Theres so many things you can do, for me it was doing a little bit of everything that has been moving me forward.

I found CBT really useful too, tho agree with Mrbob its more important that the therapist/counsellor you see is caring and understands SA. A good one will use a range of techniques that are right for you.

I also found attending a support group helped me alot. By meeting people who felt similar to me I was able to practise going into new social situations and activities with people that wouldn't judge me. By doing this I gained confidence to try new things. (The BAF meets might help you in the same way.)

I also found (and this was the biggest help for me) trying lots of creative activities, dancing, singing, drama & art. Things like dance movement therepy, voice work, presentation classes, I went to a class called 'singing for the terrified'! I also did a fantasy make up class. All of these helped me practise social techniques, challenged me and got me out of my head. Doing dancing was v positive (tho have no rythym) felt at ease in myself for the first time ever.

I also found learning meditation and breathing excercises essential. Yoga classes, buddist drop-ins, relaxation CD's-I picked up helpful tips from all these things.

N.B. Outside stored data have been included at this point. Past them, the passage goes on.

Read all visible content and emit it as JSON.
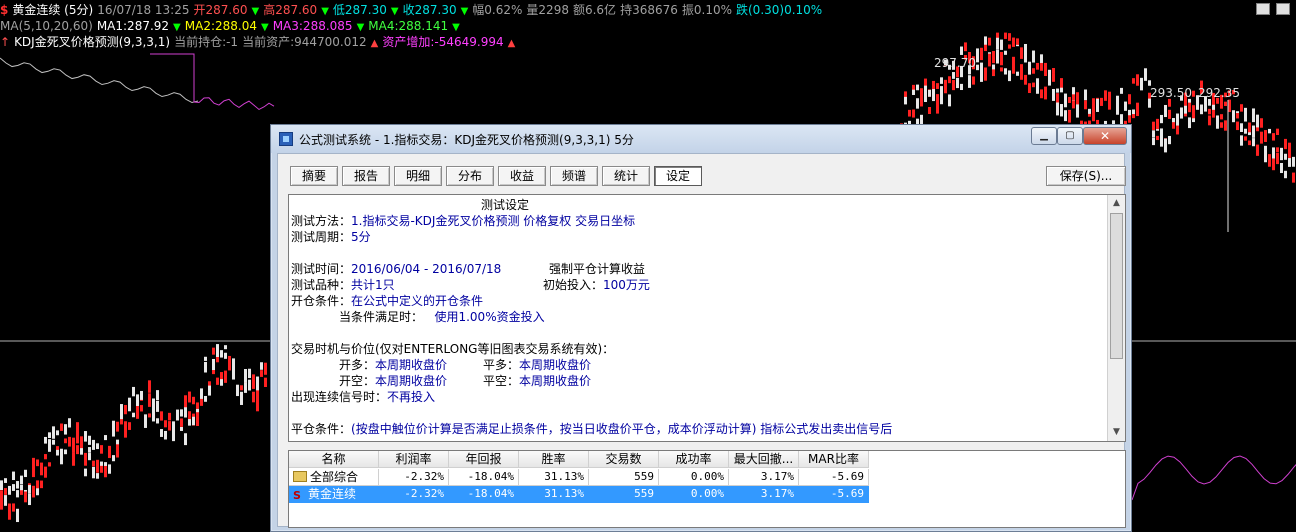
{
  "chart_header": {
    "line1": [
      {
        "text": "$",
        "cls": "dollar"
      },
      {
        "text": "黄金连续 (5分)",
        "cls": "c-white"
      },
      {
        "text": "16/07/18 13:25",
        "cls": "c-grey"
      },
      {
        "text": "开287.60",
        "cls": "c-red"
      },
      {
        "text": "▼",
        "cls": "c-tri"
      },
      {
        "text": "高287.60",
        "cls": "c-red"
      },
      {
        "text": "▼",
        "cls": "c-tri"
      },
      {
        "text": "低287.30",
        "cls": "c-cyan"
      },
      {
        "text": "▼",
        "cls": "c-tri"
      },
      {
        "text": "收287.30",
        "cls": "c-cyan"
      },
      {
        "text": "▼",
        "cls": "c-tri"
      },
      {
        "text": "幅0.62%",
        "cls": "c-grey"
      },
      {
        "text": "量2298",
        "cls": "c-grey"
      },
      {
        "text": "额6.6亿",
        "cls": "c-grey"
      },
      {
        "text": "持368676",
        "cls": "c-grey"
      },
      {
        "text": "振0.10%",
        "cls": "c-grey"
      },
      {
        "text": "跌(0.30)0.10%",
        "cls": "c-cyan"
      }
    ],
    "line2": [
      {
        "text": "MA(5,10,20,60)",
        "cls": "c-grey"
      },
      {
        "text": "MA1:287.92",
        "cls": "c-white"
      },
      {
        "text": "▼",
        "cls": "c-tri"
      },
      {
        "text": "MA2:288.04",
        "cls": "c-yellow"
      },
      {
        "text": "▼",
        "cls": "c-tri"
      },
      {
        "text": "MA3:288.085",
        "cls": "c-magenta"
      },
      {
        "text": "▼",
        "cls": "c-tri"
      },
      {
        "text": "MA4:288.141",
        "cls": "c-green"
      },
      {
        "text": "▼",
        "cls": "c-tri"
      }
    ],
    "line3": [
      {
        "text": "↑",
        "cls": "c-red"
      },
      {
        "text": "KDJ金死叉价格预测(9,3,3,1)",
        "cls": "c-white"
      },
      {
        "text": "当前持仓:-1",
        "cls": "c-grey"
      },
      {
        "text": "当前资产:944700.012",
        "cls": "c-grey"
      },
      {
        "text": "▲",
        "cls": "c-tri-red"
      },
      {
        "text": "资产增加:-54649.994",
        "cls": "c-magenta"
      },
      {
        "text": "▲",
        "cls": "c-tri-red"
      }
    ]
  },
  "price_labels": {
    "p1": "297.70",
    "p2": "293.50",
    "p3": "292.35"
  },
  "colors": {
    "candle_red": "#ff2020",
    "candle_white": "#e8e8e8",
    "ma_magenta": "#d040d0",
    "ma_white": "#c0c0c0"
  },
  "dialog": {
    "title": "公式测试系统 - 1.指标交易：KDJ金死叉价格预测(9,3,3,1) 5分",
    "tabs": [
      "摘要",
      "报告",
      "明细",
      "分布",
      "收益",
      "频谱",
      "统计",
      "设定"
    ],
    "active_tab": 7,
    "save_label": "保存(S)...",
    "report": {
      "heading": "测试设定",
      "method_label": "测试方法：",
      "method_value": "1.指标交易-KDJ金死叉价格预测    价格复权    交易日坐标",
      "period_label": "测试周期：",
      "period_value": "5分",
      "time_label": "测试时间：",
      "time_value": "2016/06/04 - 2016/07/18",
      "force_close": "强制平仓计算收益",
      "variety_label": "测试品种：",
      "variety_value": "共计1只",
      "initial_label": "初始投入：",
      "initial_value": "100万元",
      "open_cond_label": "开仓条件：",
      "open_cond_value": "在公式中定义的开仓条件",
      "when_met_label": "当条件满足时：",
      "when_met_value": "使用1.00%资金投入",
      "timing_label": "交易时机与价位(仅对ENTERLONG等旧图表交易系统有效)：",
      "open_long_label": "开多：",
      "open_long_value": "本周期收盘价",
      "close_long_label": "平多：",
      "close_long_value": "本周期收盘价",
      "open_short_label": "开空：",
      "open_short_value": "本周期收盘价",
      "close_short_label": "平空：",
      "close_short_value": "本周期收盘价",
      "continuous_label": "出现连续信号时：",
      "continuous_value": "不再投入",
      "close_cond_label": "平仓条件：",
      "close_cond_value": "(按盘中触位价计算是否满足止损条件，按当日收盘价平仓，成本价浮动计算)     指标公式发出卖出信号后"
    },
    "grid": {
      "headers": [
        "名称",
        "利润率",
        "年回报",
        "胜率",
        "交易数",
        "成功率",
        "最大回撤...",
        "MAR比率"
      ],
      "rows": [
        {
          "name": "全部综合",
          "icon": "folder-icon",
          "values": [
            "-2.32%",
            "-18.04%",
            "31.13%",
            "559",
            "0.00%",
            "3.17%",
            "-5.69"
          ]
        },
        {
          "name": "黄金连续",
          "icon": "s-icon",
          "values": [
            "-2.32%",
            "-18.04%",
            "31.13%",
            "559",
            "0.00%",
            "3.17%",
            "-5.69"
          ]
        }
      ]
    }
  }
}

Just knowing how to

Excersise is really helpful-releases all those happy hormones! find something you enjoy tho, from dancing, to martial arts, yoga, running, swimming, gym. if you don't find it fun, you won't keep it up!

I also found celebrating everything I was doing was vital, anything to work on my self-esteem and focusing on the positives helped change my way of thinking and keep things in perspective.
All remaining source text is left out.